The Land of Steady Habits Thoughtfully Probes The Long-Term Consequences Of A Persons Actions

Watching Ben Mendelsohn get interviewed on Jimmy Kimmel Live! this past Thursday allowed me the chance to become even more impressed with Mendelsohn as an actor than I already was and I already was pretty impressed with him! Ben Mendelsohn exuded a self-deprecating yet quietly confident charm in his interactions with Kimmel, a sharp contrast to the scummy morally duplicitous characters he usually plays in films and television programs.

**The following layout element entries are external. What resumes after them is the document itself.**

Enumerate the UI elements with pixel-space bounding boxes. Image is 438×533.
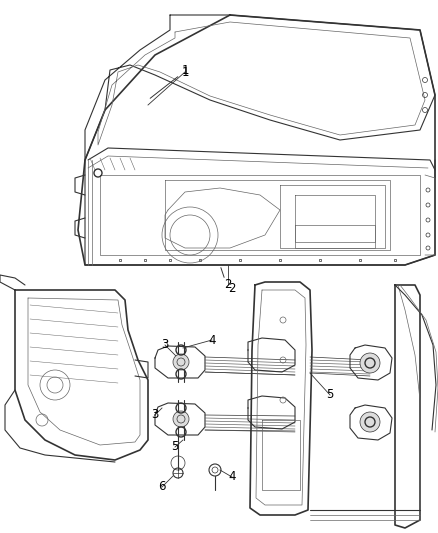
Text: 3: 3 <box>151 408 159 422</box>
Text: 5: 5 <box>171 440 179 454</box>
Text: 2: 2 <box>224 278 232 290</box>
Circle shape <box>360 412 380 432</box>
Text: 5: 5 <box>326 389 334 401</box>
Text: 2: 2 <box>228 281 236 295</box>
Circle shape <box>173 354 189 370</box>
Text: 3: 3 <box>161 338 169 351</box>
Text: 1: 1 <box>181 63 189 77</box>
Text: 1: 1 <box>181 66 189 78</box>
Text: 4: 4 <box>208 334 216 346</box>
Text: 6: 6 <box>158 481 166 494</box>
Text: 4: 4 <box>228 471 236 483</box>
Circle shape <box>360 353 380 373</box>
Circle shape <box>173 411 189 427</box>
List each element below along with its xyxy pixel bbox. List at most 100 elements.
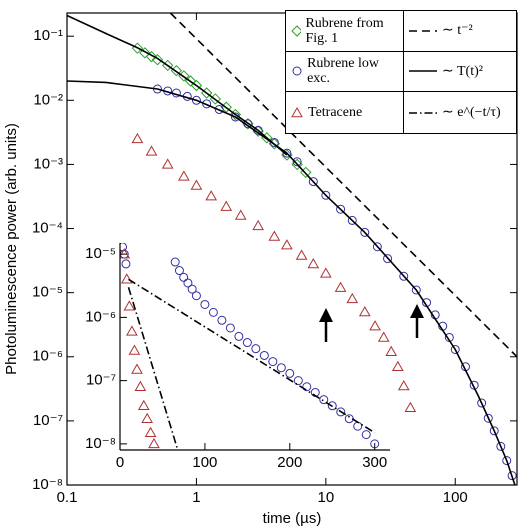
marker (281, 239, 293, 250)
y-axis-label: Photoluminescence power (arb. units) (3, 123, 20, 375)
y-tick-label: 10⁻² (33, 91, 63, 108)
legend-swatch (291, 106, 303, 117)
legend-label: Tetracene (308, 105, 363, 121)
marker (319, 267, 332, 278)
y-tick-label: 10⁻⁷ (33, 412, 63, 429)
marker (477, 398, 487, 408)
line (67, 80, 516, 485)
marker (252, 219, 265, 231)
x-tick-label: 1 (192, 489, 200, 506)
legend-item: Tetracene (286, 92, 404, 133)
legend-item: Rubrene low exc. (286, 51, 404, 93)
marker (334, 281, 347, 292)
y-tick-label: 10⁻⁵ (85, 245, 116, 262)
marker (319, 395, 329, 405)
marker (404, 401, 417, 413)
x-tick-label: 100 (443, 489, 468, 506)
y-tick-label: 10⁻³ (33, 155, 63, 172)
marker (191, 95, 201, 105)
y-tick-label: 10⁻⁷ (86, 372, 116, 389)
marker (220, 200, 233, 211)
x-tick-label: 200 (277, 454, 302, 471)
marker (170, 257, 180, 267)
marker (347, 215, 357, 225)
legend-label: ∼ t⁻² (442, 23, 473, 39)
marker (336, 204, 346, 214)
marker (134, 380, 147, 392)
marker (179, 272, 189, 282)
legend-label: Rubrene from Fig. 1 (305, 15, 384, 46)
legend: Rubrene from Fig. 1 Rubrene low exc. Tetra… (285, 10, 517, 134)
legend-swatch (409, 111, 437, 114)
marker (217, 315, 227, 325)
marker (205, 190, 218, 201)
marker (126, 325, 138, 336)
marker (411, 285, 421, 295)
marker (190, 179, 203, 190)
legend-item: ∼ e^(−t/τ) (404, 92, 516, 133)
legend-label: ∼ T(t)² (442, 63, 483, 79)
marker (513, 487, 521, 495)
marker (191, 291, 201, 301)
marker (308, 177, 318, 187)
legend-swatch (291, 25, 302, 37)
marker (346, 292, 359, 304)
marker (336, 407, 346, 417)
marker (242, 338, 252, 348)
marker (148, 437, 160, 449)
marker (137, 399, 150, 411)
y-tick-label: 10⁻⁴ (32, 220, 63, 237)
marker (369, 320, 381, 331)
legend-marker (292, 66, 302, 76)
line (127, 286, 179, 450)
marker (292, 157, 302, 167)
marker (321, 190, 331, 200)
y-tick-label: 10⁻⁶ (32, 348, 63, 365)
marker (399, 271, 409, 281)
marker (120, 248, 131, 259)
marker (377, 331, 390, 342)
legend-swatch (409, 30, 437, 32)
marker (120, 273, 133, 284)
y-tick-label: 10⁻⁶ (85, 308, 116, 325)
marker (344, 414, 354, 424)
marker (131, 363, 143, 374)
marker (145, 145, 158, 156)
marker (234, 331, 244, 341)
marker (123, 300, 136, 311)
marker (483, 413, 493, 423)
marker (252, 125, 264, 137)
x-tick-label: 10 (317, 489, 334, 506)
marker (502, 456, 512, 466)
legend-item: Rubrene from Fig. 1 (286, 11, 404, 52)
x-tick-label: 100 (192, 454, 217, 471)
marker (293, 376, 303, 386)
marker (302, 382, 312, 392)
legend-item: ∼ t⁻² (404, 11, 516, 52)
marker (360, 227, 370, 237)
legend-item: ∼ T(t)² (404, 52, 516, 93)
marker (353, 421, 363, 431)
marker (259, 350, 269, 360)
marker (358, 305, 371, 317)
marker (178, 170, 190, 181)
y-tick-label: 10⁻¹ (33, 27, 63, 44)
marker (131, 132, 144, 144)
marker (489, 426, 499, 436)
marker (397, 379, 410, 391)
marker (291, 158, 303, 171)
x-tick-label: 0.1 (57, 489, 78, 506)
x-axis-label: time (µs) (263, 510, 322, 527)
legend-label: Rubrene low exc. (307, 56, 380, 87)
legend-label: ∼ e^(−t/τ) (442, 105, 501, 121)
marker (141, 412, 154, 423)
marker (268, 357, 278, 367)
legend-swatch (292, 66, 302, 76)
marker (327, 401, 337, 411)
marker (151, 53, 164, 66)
marker (200, 299, 210, 309)
marker (385, 345, 398, 356)
marker (307, 257, 320, 269)
marker (208, 307, 218, 317)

The whole process of acting is about immersing oneself in a role drastically different from their own everyday persona but one can take for granted just how wide the gulf between a person’s performance and their actual personality can be until you see the guy who helped create the Death Star being a total charmer on late night TV.

Mendelsohn gets to inhabit yet another character whose moral compass is cracked in The Land of Steady Habits, with this particular role being that of Anders Hill (Ben Mendelsohn), a middle-aged guy who, in an attempt to find fulfillment, recently quit his job, divorced his wife and set off for retirement. The story begins a few months into this new quest for self-satisfaction and things are not going great, at all. Hill is caught between wanting to get back into his old life and actually taking the steps necessary to begin a whole new chapter of his own existence. His 27-year-old son, Preston (Thomas Mann), is facing similar struggles on where to go with his life as he struggles to maintain a job and keep his personal demons in check.

The premise of The Land of Steady Habits, which is written and directed by Nicole Holofcener, maintains a quiet atmosphere while also probing the surprisingly complex nature of its lead characters struggles, particularly the difficulty Anders faces with realizing the ripple effects of his consequences. He runs away from recognizing how his actions would affect others and constantly tries to shift blame off of himself, in essence putting himself into a constant cycle of bad decisionmaking that he’s never able to learn from. Holofcener depicts this troublesome behavior in subtle ways that Mendelsohn excels with as a performer, I especially like how both Holofcener’s writing and Mendelsohn’s acting portray how Anders ties himself into verbal knots to try to avoid taking responsibility for any prior transgressions.

Perhaps most interestingly in how The Land of Steady Habits depicts Anders as a broken person is in how it depicts the relationship formed between Anders and troubled teenage addict Charlie (Charlie Tahan), with the two of them sharing conversations about life while Charlie evades his parents who want to send him away to rehab. What at first seems like a retread of the relationship between Kevin Spacey and Wes Bentley in American Beauty quietly upends expectations by making it clear that Anders just indulging in Charlie’s company like this, and thus helping Charlie to avoid getting help he desperately needs, isn’t a good thing at all, it’s just another way Anders behaves selfishly at the expense of other people.

The Land of Steady Habits has a nice habit of making the various individuals in Charlie’s life feel like fully-formed people, thus allowing someone like Charlie to actually get to be a fully-realized character too instead of just a device to make a point about how far gone the character of Anders is. Ditto for Preston, whose complex relationship with his father defies easy categorization and feels like it was torn straight out of real life itself. Holofcener has a sharp eye for replicating the complex ways human beings affect one another in her writing and in how she directs her actors, though her visual scheme here sometimes leaves something to be desired. Too many of the conversations in The Land of Steady Habits are rendered in a “medium shot/reverse medium shot” format that far too often isolates the actors from one another, I was desperately wanting these rich performances to share the frame more often so that we could see them explicitly interact more often.

More egregiously, the otherwise pretty good screenplay by Holofcener drops the ball in its last five minutes with a clumsy climax that undermines the perspective of the characters of Charlie’s parents and wraps things up too tidily for characters like Anders and Preston. The best parts of The Land of Steady Habits are all about the messiness of real-life and how one’s actions can have ripple effects for months afterward, so such a clean-cut ending felt like putting a cherry on top of an apple pie, it’s a finishing touch that doesn’t belong. But prior to that at least The Land of Steady Habits does prove to be a compelling drama that, if nothing else, offers up a great lead performance by the quietly versatile Ben Mendelsohn.